Quantifying uncertainty with structured expert judgement

A.Hanea, T.Nane, V. Hemming

Expert judgement may be required to inform a range of tasks under uncertainty, including, model development, estimates of probabilities and quantities, and to inform prioritisation tasks. In this workshop we concentrate on the elicitation and aggregation of expert judgements related to uncertain events and quantities. For quantitative estimates, a common approach is to elicit a point estimate. However, there are strong theoretical and practical arguments to say that the proper representation of experts' knowledge about uncertain quantities is through probability distributions.

Repeated evidence also indicates that these judgements should be elicited from multiple experts. However, challenges arise when the model requires a single probability distribution, which means that the various judgements must be aggregated. This aggregation can be done by the experts themselves, through a process of interaction that is designed to encourage consensus (behavioural aggregation). Alternatively, it may be done externally, by applying an aggregation formula (mathematical aggregation). We will present and motivate a third (combined) way of aggregation which combines the IDEA protocol for structured expert judgement with the mathematical aggregation scheme of the Classical Model (CM) (i.e. the weighted linear combination of judgements, where weights are calculated based on experts' prior performance on similar tasks).

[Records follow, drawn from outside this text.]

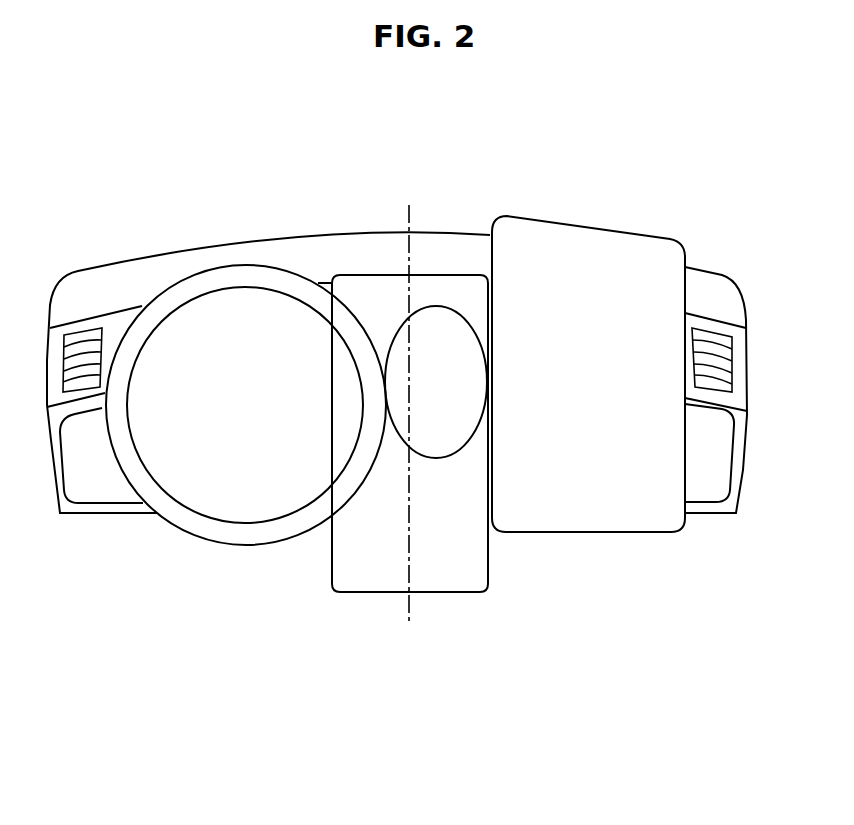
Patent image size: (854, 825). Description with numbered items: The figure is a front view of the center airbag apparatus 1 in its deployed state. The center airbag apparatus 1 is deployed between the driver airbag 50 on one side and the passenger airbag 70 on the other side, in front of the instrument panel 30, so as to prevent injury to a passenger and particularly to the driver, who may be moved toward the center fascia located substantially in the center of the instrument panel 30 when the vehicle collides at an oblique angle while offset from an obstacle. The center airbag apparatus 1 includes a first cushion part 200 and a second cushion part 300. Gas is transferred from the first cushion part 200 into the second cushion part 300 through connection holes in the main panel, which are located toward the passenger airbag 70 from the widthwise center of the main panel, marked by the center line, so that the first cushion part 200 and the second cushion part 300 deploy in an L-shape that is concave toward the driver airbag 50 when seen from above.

The center airbag apparatus 1 is at (460, 620).
The instrument panel 30 is at (320, 250).
The driver airbag 50 is at (240, 482).
The passenger airbag 70 is at (642, 265).
The first cushion part 200 is at (373, 570).
The second cushion part 300 is at (445, 343).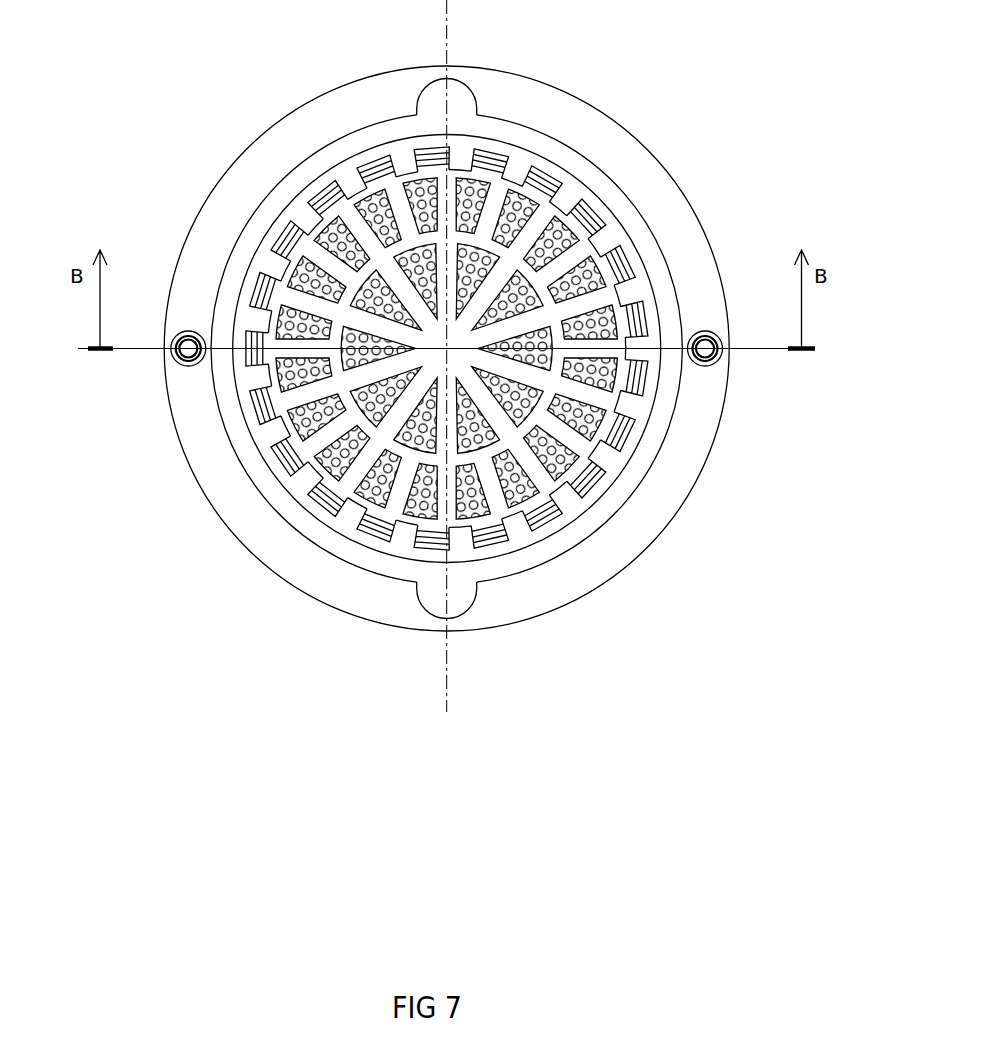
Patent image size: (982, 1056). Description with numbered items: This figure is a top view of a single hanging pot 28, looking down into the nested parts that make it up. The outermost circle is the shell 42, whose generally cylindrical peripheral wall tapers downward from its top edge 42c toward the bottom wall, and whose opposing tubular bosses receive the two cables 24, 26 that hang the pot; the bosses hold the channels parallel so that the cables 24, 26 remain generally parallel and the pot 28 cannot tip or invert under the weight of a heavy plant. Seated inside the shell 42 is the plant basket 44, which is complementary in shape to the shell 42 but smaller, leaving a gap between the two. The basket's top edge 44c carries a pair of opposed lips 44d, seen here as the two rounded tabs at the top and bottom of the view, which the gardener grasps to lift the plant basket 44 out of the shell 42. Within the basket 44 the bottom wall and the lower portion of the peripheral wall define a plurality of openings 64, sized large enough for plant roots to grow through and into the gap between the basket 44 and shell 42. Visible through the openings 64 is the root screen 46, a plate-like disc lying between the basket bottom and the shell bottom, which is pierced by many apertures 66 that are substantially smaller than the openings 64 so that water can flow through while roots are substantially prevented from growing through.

The cable 24 is at (177, 355).
The cable 26 is at (722, 352).
The pot 28 is at (776, 546).
The shell 42 is at (590, 562).
The top edge 42c is at (242, 510).
The plant basket 44 is at (347, 485).
The top edge 44c is at (395, 567).
The lips 44d is at (455, 87).
The root screen 46 is at (273, 378).
The openings 64 is at (515, 192).
The apertures 66 is at (330, 223).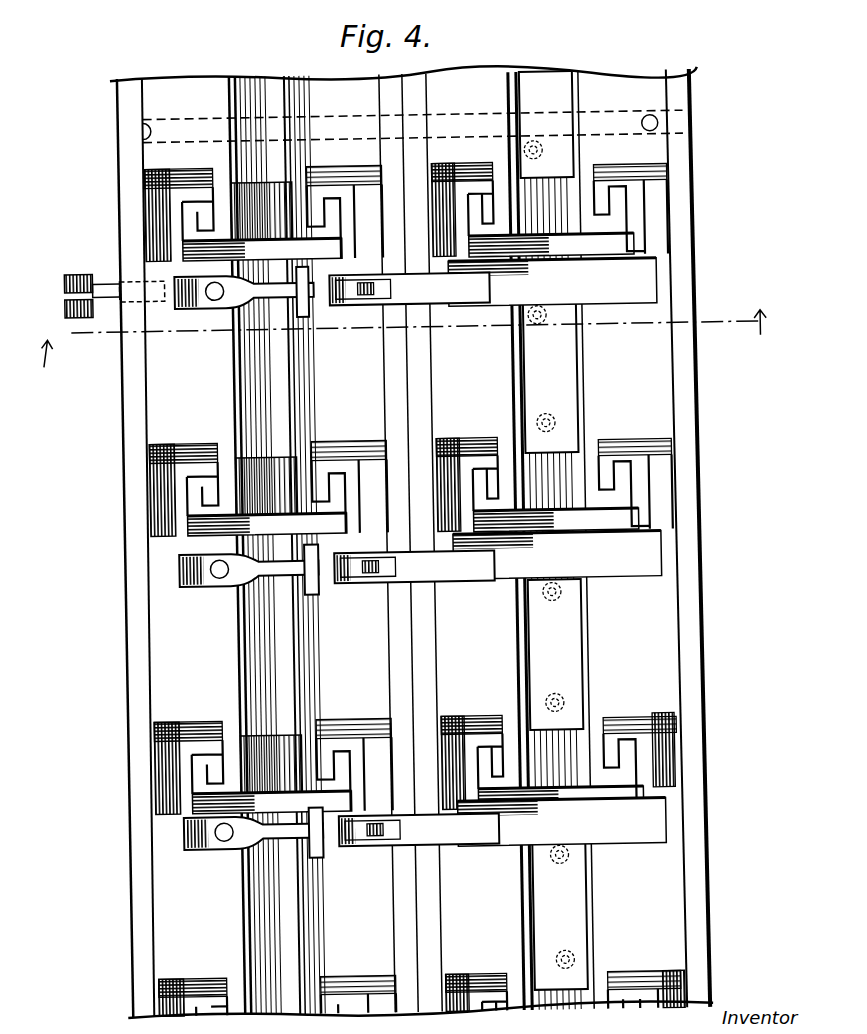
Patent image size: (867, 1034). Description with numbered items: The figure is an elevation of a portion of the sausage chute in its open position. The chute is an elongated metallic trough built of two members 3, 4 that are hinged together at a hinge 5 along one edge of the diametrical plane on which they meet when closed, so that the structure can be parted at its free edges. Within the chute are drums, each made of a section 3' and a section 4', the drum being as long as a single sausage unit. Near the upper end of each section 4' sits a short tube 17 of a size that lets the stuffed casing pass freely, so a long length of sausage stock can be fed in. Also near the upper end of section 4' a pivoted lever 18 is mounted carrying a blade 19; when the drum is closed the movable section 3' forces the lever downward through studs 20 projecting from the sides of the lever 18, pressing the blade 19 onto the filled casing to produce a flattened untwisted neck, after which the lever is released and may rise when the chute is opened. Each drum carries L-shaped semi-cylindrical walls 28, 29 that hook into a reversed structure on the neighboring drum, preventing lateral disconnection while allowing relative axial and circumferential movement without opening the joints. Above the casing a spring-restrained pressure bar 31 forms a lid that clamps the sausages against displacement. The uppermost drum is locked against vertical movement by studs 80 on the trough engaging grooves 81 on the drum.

At the end of this workshop participants will be familiar with both the IDEA and the CM protocols. They will benefit from a short hands on exercises, lecture style explanations, a list of relevant literature, and relevant contacts in the field. The workshop is aimed at professionals, academics, policymakers, regulators, and (MSc, PhD) students who are, or will soon be involved in decision problems or risk analysis modelling with scarce resources, and insufficient data.